— il a flirté avec toi, me souffle alors Séverine en approchant sa chaise de la mienne.

— N'importe quoi.

— Mais bien sûr, se moque-t-elle. J'aurais pu écrire cette scène et cette rencontre.

Je lève les yeux au ciel et souris à une adhérente qui me présente une pile de romans.

— Nous nous étions déjà rencontrés, répliqué-je après le départ de la jeune femme.

— Non !

Séverine ouvre de grands yeux et tape dans ses mains.

— Vas-y raconte-moi ! s'exclame-t-elle.

Ma collègue a fêté ses quarante-cinq ans cette année, mais elle ressemble à une gamine tant elle s'émerveille d'un rien.

— Y'a rien à dire, on s'est juste croisé l'autre jour à la boulangerie.

— C'est déjà bien. J'aime ses yeux. C'est très... sexy.

— Tu fais dans le vieillard maintenant ?

Elle éclate de rire.

— Je suis satisfaite de ce que j'ai à la maison, merci. Et cet homme n'est pas un vieillard, il doit avoir ton âge. Oh attends !

Elle se colle à moi et attrape la souris de mon ordinateur afin d'ouvrir les informations de la carte de Monsieur Lebas.

— Alors, qu'avons-nous là, murmure-t-elle. Stéphane Lebas, j'aime bien. Né en 1961, le 12 juillet. Oh c'était son anniversaire il n'y a pas longtemps.

— Deux mois quand même.

— Un détail.

— Tu crois que c'est bien ce que tu es en train de faire ?

— Je ne fais rien de mal, il nous a donné lui-même ces informations, arrête de cogiter.

— Pour obtenir une carte de bibliothèque, pas pour qu'on le stalke.

— Oh regarde, ajoute-t-elle sans m'écouter. Il habite à deux rues d'ici et tu as son numéro de téléphone si tu veux.

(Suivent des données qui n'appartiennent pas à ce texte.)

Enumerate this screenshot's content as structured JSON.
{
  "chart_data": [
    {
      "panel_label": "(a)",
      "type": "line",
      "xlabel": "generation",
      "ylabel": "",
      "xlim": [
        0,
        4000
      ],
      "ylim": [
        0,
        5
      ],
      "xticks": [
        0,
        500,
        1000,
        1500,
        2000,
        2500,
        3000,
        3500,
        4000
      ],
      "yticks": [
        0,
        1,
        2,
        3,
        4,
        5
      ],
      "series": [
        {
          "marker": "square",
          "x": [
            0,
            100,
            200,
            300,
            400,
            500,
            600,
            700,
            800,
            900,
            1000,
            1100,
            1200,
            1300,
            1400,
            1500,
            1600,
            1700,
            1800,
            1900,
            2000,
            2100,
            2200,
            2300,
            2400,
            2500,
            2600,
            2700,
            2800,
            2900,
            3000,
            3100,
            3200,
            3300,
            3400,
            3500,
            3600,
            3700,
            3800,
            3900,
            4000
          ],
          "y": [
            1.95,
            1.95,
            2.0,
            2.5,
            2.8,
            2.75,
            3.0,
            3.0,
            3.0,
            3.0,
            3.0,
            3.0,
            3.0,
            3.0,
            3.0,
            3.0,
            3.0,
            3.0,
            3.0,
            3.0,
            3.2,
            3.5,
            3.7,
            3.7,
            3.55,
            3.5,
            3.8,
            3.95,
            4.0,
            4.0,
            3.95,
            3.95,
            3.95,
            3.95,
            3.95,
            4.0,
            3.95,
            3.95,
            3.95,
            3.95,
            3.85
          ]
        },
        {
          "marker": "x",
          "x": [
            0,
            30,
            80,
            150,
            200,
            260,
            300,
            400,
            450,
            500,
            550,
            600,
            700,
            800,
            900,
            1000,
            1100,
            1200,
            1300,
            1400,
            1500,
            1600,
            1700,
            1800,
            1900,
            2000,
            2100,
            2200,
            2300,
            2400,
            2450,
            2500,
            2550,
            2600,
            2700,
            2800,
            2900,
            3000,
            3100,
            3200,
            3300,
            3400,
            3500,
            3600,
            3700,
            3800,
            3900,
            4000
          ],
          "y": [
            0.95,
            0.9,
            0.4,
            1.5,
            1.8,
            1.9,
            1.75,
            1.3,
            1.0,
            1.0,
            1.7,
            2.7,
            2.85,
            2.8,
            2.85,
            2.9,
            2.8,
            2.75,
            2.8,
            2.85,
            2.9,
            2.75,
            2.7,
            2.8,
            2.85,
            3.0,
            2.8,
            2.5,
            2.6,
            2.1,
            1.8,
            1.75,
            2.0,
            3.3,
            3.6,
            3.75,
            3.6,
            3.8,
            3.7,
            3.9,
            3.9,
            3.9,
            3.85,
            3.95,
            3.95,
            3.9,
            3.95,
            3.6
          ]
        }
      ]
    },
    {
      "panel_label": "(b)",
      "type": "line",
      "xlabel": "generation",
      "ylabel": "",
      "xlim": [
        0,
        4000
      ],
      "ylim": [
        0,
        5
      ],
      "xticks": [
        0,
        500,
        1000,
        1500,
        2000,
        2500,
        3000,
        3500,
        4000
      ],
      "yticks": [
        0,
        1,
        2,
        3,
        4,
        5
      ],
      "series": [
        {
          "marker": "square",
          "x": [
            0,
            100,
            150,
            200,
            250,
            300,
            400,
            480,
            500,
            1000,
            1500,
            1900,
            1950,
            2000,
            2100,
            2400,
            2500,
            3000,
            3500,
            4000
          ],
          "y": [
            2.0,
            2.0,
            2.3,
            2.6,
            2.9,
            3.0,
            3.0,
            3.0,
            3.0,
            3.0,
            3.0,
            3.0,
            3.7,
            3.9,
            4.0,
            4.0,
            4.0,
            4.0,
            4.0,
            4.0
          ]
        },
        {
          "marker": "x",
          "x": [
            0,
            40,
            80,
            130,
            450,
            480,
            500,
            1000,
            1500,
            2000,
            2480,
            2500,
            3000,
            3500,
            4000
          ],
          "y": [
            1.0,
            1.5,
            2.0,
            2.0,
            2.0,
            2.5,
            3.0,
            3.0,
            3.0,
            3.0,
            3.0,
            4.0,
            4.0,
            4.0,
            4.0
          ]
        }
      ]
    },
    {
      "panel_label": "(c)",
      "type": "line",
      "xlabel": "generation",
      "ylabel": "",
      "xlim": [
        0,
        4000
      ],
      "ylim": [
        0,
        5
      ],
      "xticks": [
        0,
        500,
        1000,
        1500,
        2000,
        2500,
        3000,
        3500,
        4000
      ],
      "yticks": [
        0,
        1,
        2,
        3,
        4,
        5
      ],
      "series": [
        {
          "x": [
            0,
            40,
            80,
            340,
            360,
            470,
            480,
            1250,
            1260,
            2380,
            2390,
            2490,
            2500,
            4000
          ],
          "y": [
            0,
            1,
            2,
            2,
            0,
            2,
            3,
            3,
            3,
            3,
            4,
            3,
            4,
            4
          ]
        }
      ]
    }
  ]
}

Je lui lance un coup d'œil blasé. Je me vois bien appeler cet homme que j'ai croisé deux fois.

— Qu'est-ce que je lui raconterais ?

— Bonjour, je suis Thierry, le bibliothécaire, dit-elle en tentant d'imiter ma voix. Est-ce que vous accepteriez de venir boire un verre avec moi ?

— Bien sûr, le meilleur moyen de me prendre un parpaing en pleine poire.

— Mais non, il a flirté avec toi je te dis. Tout le monde l'a vu te mater les fesses.

— Pardon ?

— Bon j'exagère un peu, mais dans mon roman il t'aurait regardé le cul, je t'assure.

Je soupire et me pince le nez. J'adore ma collègue, mais parfois elle me fatigue.

— OK, ne l'appelle pas, mais la prochaine fois qu'il vient, observe bien. Il y a des signes qui ne trompent pas.

— Ah oui ?

Elle hoche la tête.

— Franchement, tu crois qu'il avait besoin de toi pour emprunter un Legardinier ?

Je grimace devant son air blasé.

— C'est vrai que je n'ai pas été original sur ce coup-là, ronchonné-je.